Subimos a mi habitación, y poco después el criado nos trajo el desayuno; pero yo
no podía contenerme. No era solo la alegría que me dominaba; sentía que me
hormigueaba la carne por el exceso de sensibilidad, y que el pulso me galopaba. No
era capaz de permanecer un solo instante en el mismo sitio; saltaba de una silla a otra,
palmoteaba y reía desaforadamente. Clerval al principio atribuyó mi insólito
comportamiento a la alegría de su llegada; pero cuando me observó más
detenidamente, descubrió una expresión frenética en mis ojos que no alcanzaba a
explicarse, y mis carcajadas estrepitosas e inhumanas le llenaron de extrañeza y
asombro.
—Mi querido Victor —exclamó—, ¿qué es lo que te pasa, en nombre de Dios?

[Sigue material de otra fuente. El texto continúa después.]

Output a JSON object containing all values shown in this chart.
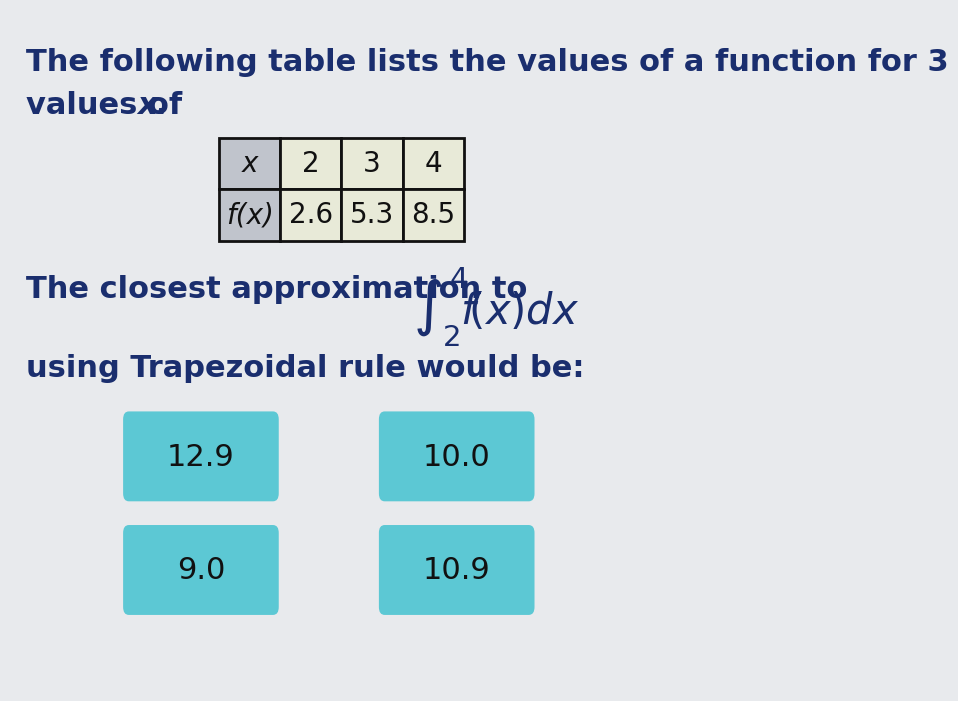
{
  "bg_color": "#e8eaed",
  "title_line1": "The following table lists the values of a function for 3",
  "title_line2": "values of ",
  "title_x_var": "x",
  "table_headers": [
    "x",
    "2",
    "3",
    "4"
  ],
  "table_row_label": "f(x)",
  "table_row_values": [
    "2.6",
    "5.3",
    "8.5"
  ],
  "text_line1": "The closest approximation to",
  "text_line2": "using Trapezoidal rule would be:",
  "answer_buttons": [
    "12.9",
    "10.0",
    "9.0",
    "10.9"
  ],
  "button_color": "#5cc8d4",
  "button_text_color": "#111111",
  "text_color": "#1a2e6e",
  "header_cell_color": "#c0c4cc",
  "data_cell_color": "#e8ead8",
  "table_border_color": "#111111",
  "title_fontsize": 22,
  "body_fontsize": 22,
  "button_fontsize": 22,
  "table_fontsize": 20
}
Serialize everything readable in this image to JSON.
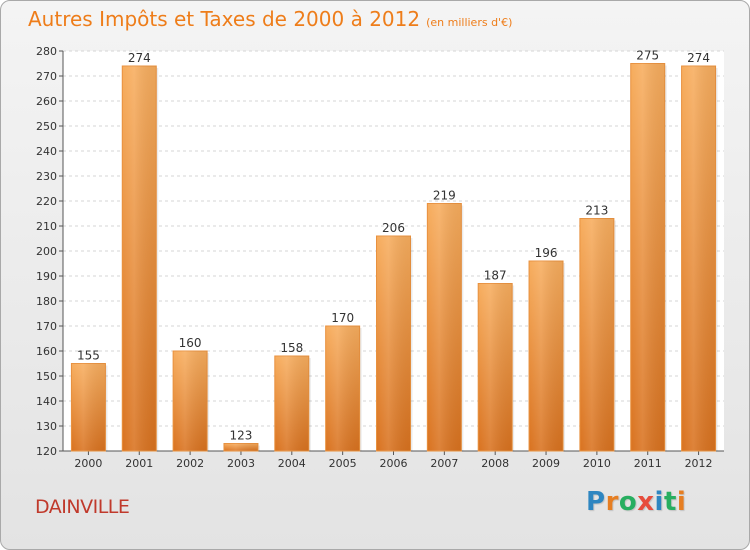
{
  "title": "Autres Impôts et Taxes de 2000 à 2012",
  "unit_label": "(en milliers d'€)",
  "place": "DAINVILLE",
  "logo": {
    "text": "Proxiti",
    "letters": [
      "P",
      "r",
      "o",
      "x",
      "i",
      "t",
      "i"
    ],
    "colors": [
      "#2e86c1",
      "#e67e22",
      "#27ae60",
      "#e74c3c",
      "#2e86c1",
      "#27ae60",
      "#e67e22"
    ]
  },
  "colors": {
    "title": "#ee7d1a",
    "bar_light": "#f6a95a",
    "bar_dark": "#dd7522",
    "place": "#c0392b"
  },
  "chart_data": {
    "type": "bar",
    "title": "Autres Impôts et Taxes de 2000 à 2012",
    "subtitle": "(en milliers d'€)",
    "categories": [
      "2000",
      "2001",
      "2002",
      "2003",
      "2004",
      "2005",
      "2006",
      "2007",
      "2008",
      "2009",
      "2010",
      "2011",
      "2012"
    ],
    "values": [
      155,
      274,
      160,
      123,
      158,
      170,
      206,
      219,
      187,
      196,
      213,
      275,
      274
    ],
    "ylim": [
      120,
      280
    ],
    "yticks": [
      120,
      130,
      140,
      150,
      160,
      170,
      180,
      190,
      200,
      210,
      220,
      230,
      240,
      250,
      260,
      270,
      280
    ],
    "grid": true,
    "legend": "none"
  }
}
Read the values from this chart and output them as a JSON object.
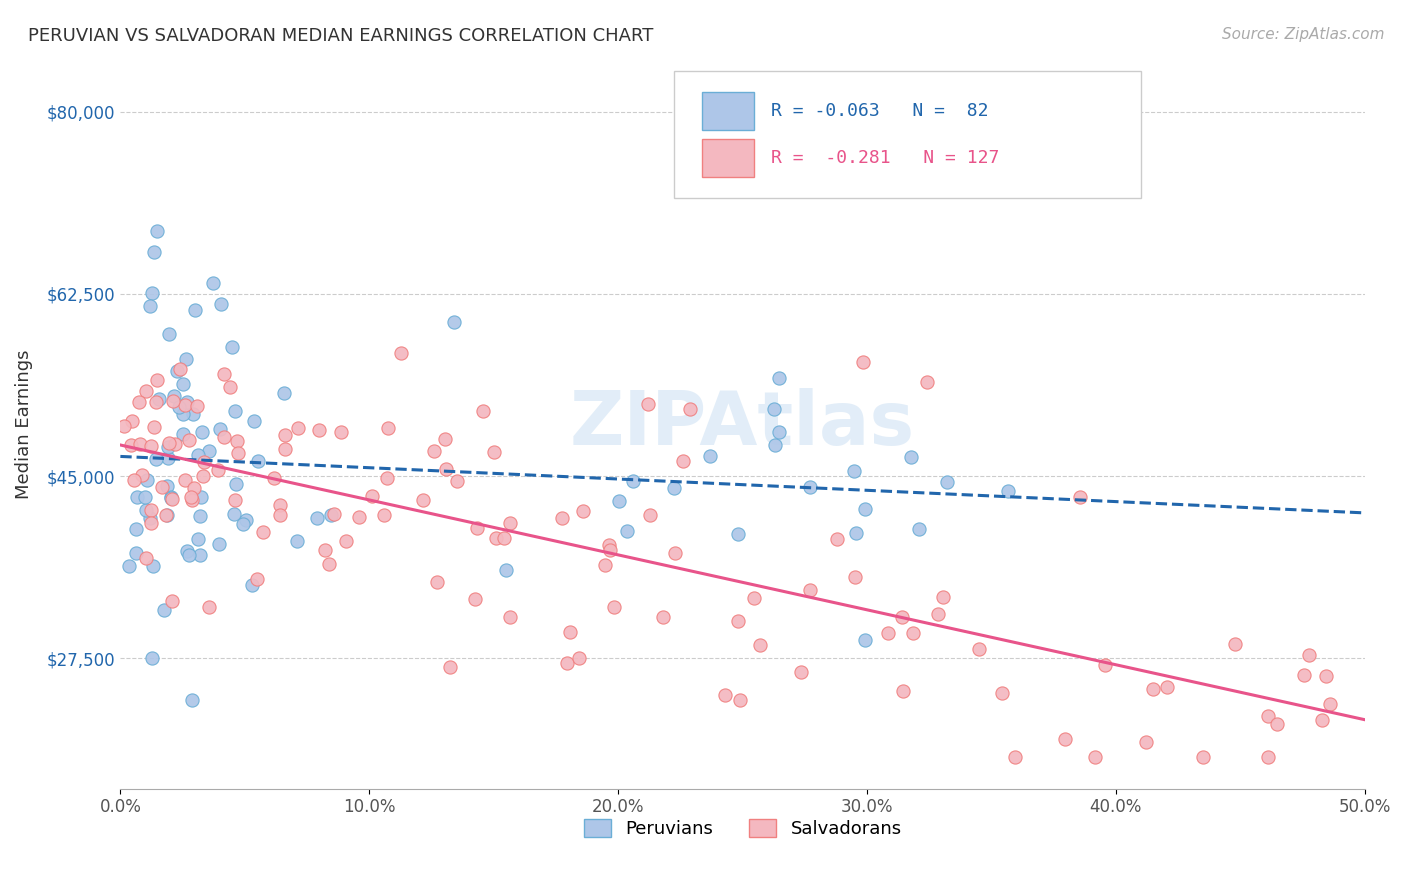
{
  "title": "PERUVIAN VS SALVADORAN MEDIAN EARNINGS CORRELATION CHART",
  "source": "Source: ZipAtlas.com",
  "ylabel": "Median Earnings",
  "yticks": [
    27500,
    45000,
    62500,
    80000
  ],
  "ytick_labels": [
    "$27,500",
    "$45,000",
    "$62,500",
    "$80,000"
  ],
  "xlim": [
    0.0,
    0.5
  ],
  "ylim": [
    15000,
    85000
  ],
  "peruvian_color": "#6baed6",
  "peruvian_color_fill": "#aec6e8",
  "salvadoran_color": "#f08080",
  "salvadoran_color_fill": "#f4b8c0",
  "peruvian_line_color": "#2166ac",
  "salvadoran_line_color": "#e8548a",
  "watermark": "ZIPAtlas",
  "peruvian_R": -0.063,
  "peruvian_N": 82,
  "salvadoran_R": -0.281,
  "salvadoran_N": 127,
  "background_color": "#ffffff",
  "grid_color": "#cccccc"
}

No te rías de esa manera. ¡Qué mal estás! ¿Cuál es la causa de todo esto?
—No me preguntes —exclamé yo, llevándome las manos a los ojos, pues me
pareció que el espantoso espectro entraba furtivamente en la habitación—; él te lo
puede decir. ¡Oh, sálvame! ¡Sálvame! —imaginé que el monstruo me agarraba; me
debatí furiosamente y caí al suelo presa de un ataque.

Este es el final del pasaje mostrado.